These are the thoughts and observations of me — a woman of a certain age. (Oh, my, God, I'm 65!) I'm single. I'm successful enough (independent, self supporting). I live just outside Chicago, the best city in the world. I'm an aunt and a friend. I feel that voices like mine are rather underrepresented online or in print. So here I am. If my musings resonate with you, please visit my blog again sometime.
Friday, November 28, 2014
Playing catch up
I can't believe how long it's been since I've updated this blog! Part of it has been that old demon sloth, part has been that first I was busy and then I had the blues, part has been that I've been working fiendishly on my Nanowrimo, and part has been that I haven't known where to start. That's how I am when things get too far away from me -- once I finally pick up the shovel I don't know where to start digging.
So let's consider this post a bit of spadework.
At the beginning of last week I was battling the blues, and it's always easier to write about that once it's past.
Birthdays tend to be a time of reflection, and when I was reflecting I didn't like what I saw.
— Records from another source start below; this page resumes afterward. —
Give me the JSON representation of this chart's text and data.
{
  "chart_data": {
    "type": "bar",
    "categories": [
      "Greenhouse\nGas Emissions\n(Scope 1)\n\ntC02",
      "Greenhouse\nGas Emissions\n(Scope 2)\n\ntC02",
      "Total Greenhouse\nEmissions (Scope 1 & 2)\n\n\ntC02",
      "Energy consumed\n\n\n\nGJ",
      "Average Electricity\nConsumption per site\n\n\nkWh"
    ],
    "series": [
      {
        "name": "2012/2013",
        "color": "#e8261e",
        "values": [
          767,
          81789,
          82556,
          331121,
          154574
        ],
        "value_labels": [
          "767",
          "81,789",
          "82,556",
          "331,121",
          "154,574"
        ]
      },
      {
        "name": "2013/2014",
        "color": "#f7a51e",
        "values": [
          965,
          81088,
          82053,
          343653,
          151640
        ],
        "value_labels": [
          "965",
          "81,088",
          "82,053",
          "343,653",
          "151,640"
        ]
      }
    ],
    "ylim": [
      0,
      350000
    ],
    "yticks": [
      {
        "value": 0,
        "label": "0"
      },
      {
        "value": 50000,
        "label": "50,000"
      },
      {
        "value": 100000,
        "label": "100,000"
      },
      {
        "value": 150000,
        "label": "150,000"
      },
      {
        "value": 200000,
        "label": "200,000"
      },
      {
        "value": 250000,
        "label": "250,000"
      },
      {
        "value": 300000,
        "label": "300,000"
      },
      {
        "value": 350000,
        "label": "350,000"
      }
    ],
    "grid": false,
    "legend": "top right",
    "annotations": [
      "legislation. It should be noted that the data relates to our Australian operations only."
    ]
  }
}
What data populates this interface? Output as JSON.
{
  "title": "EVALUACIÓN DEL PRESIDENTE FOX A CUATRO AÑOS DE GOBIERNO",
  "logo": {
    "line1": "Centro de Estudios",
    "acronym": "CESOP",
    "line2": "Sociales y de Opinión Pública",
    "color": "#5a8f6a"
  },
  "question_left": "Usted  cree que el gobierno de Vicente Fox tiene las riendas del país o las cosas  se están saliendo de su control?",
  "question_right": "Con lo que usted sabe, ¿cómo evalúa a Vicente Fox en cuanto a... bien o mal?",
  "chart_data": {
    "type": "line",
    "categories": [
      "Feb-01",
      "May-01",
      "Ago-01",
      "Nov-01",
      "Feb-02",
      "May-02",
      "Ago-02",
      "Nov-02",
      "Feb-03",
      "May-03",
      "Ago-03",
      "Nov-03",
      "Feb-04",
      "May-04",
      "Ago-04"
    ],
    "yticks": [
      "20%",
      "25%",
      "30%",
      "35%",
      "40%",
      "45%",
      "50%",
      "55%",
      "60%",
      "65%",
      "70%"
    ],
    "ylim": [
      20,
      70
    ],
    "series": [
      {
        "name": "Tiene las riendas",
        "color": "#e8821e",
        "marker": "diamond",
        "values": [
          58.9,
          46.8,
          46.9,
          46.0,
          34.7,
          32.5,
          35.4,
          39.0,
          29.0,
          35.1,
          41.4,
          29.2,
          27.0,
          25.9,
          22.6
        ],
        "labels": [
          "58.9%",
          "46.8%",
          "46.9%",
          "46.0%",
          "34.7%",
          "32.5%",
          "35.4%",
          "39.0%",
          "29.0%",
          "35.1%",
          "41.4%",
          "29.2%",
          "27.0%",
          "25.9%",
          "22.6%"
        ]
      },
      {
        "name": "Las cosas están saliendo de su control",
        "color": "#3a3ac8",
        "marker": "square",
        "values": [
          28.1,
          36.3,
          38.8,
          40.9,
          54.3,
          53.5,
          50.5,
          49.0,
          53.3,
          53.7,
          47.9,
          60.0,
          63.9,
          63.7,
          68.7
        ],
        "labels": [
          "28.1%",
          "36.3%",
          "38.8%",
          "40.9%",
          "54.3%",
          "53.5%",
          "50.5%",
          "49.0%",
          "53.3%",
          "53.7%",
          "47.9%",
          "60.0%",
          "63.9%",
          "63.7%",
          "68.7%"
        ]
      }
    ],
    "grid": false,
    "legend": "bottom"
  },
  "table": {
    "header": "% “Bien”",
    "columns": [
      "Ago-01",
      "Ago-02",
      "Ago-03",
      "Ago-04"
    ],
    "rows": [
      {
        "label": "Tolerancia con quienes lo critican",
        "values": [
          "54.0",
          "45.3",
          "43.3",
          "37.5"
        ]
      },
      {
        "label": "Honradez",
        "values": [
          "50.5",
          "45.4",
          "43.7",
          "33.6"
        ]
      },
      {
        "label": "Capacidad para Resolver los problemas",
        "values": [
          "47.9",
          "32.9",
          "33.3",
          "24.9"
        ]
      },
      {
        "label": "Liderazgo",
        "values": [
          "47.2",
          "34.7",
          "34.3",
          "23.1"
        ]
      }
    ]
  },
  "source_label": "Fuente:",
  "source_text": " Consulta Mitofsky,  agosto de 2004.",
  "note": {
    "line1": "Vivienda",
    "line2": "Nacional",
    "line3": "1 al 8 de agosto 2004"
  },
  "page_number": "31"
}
I'm broke, my home is a mess, my career is stalled, I felt unappreciated by my friends ... once things started looking bleak, it spun out of control.
Looking back, there were four catalysts:
1) My poor Joey. He's fine now. Today he's affectionate, a little bit thinner, playing (even able to jump onto the bed on his own!) and eating. But my senior citizen kitty had been very ill earlier this month and, as I was preparing to go away to Las Vegas, I was worried about leaving him.
2) Financial woes. Not only are my personal finances a mess, it's come out that our condo association is broke, too. Like me, the board has been guilty of laziness and poor choices. I believe my dues are going up more than $40/month in 2015.
3) My cousin Rose. I love her, but if I spent more than 4 hours with her at a crack (really, I've timed it) I want to kill her. Since her divorce more than a decade ago, and then menopause, she's been judgmental and inflexible and more than a little angry. Last summer, I lied to her about the extent of my bathroom renovation because I didn't want her staying here. Well, guess what! She's coming back -- in March, maybe sooner! AAAARGH! Now I've got to get my bathroom done pronto or be caught in the lie. I don't want to hurt her, so as soon as I file my taxes I'll call Cute Handyman. Even though I resent doing it before I'm ready. And I don't want her staying here. And I feel guilty about how I feel about someone who is so dependably good to me.
4) My bedframe broke. I was getting into bed on Wednesday night and bam. I felt so helpless, like such a loser. Here I was leaving for Vegas Friday morning, and I was going to be in the Loop all day Thursday (try to find a hardware store in the Loop), plus I had to no idea how to fix the thing anyway. Well, I figured it out (duct tape, wood glue, and c-clamps).
Well, that's it for now.
Birthday and Thanksgiving updates to come.
golly girl...here i thought you were off on a great vacation, living it up. sorry the blues hit..but thankful you're back! I miss reading your blog--and i must admit i worry a tad when you are gone so long.
ReplyDeletetake care xoxoxo
I've been sending you good vibes all week... And I've missed your posts. Hopefully the blues are going away.
ReplyDeletePhew! That's a lot going on. Glad to hear from you again, but sorry your vacation got off to such a bumpy start.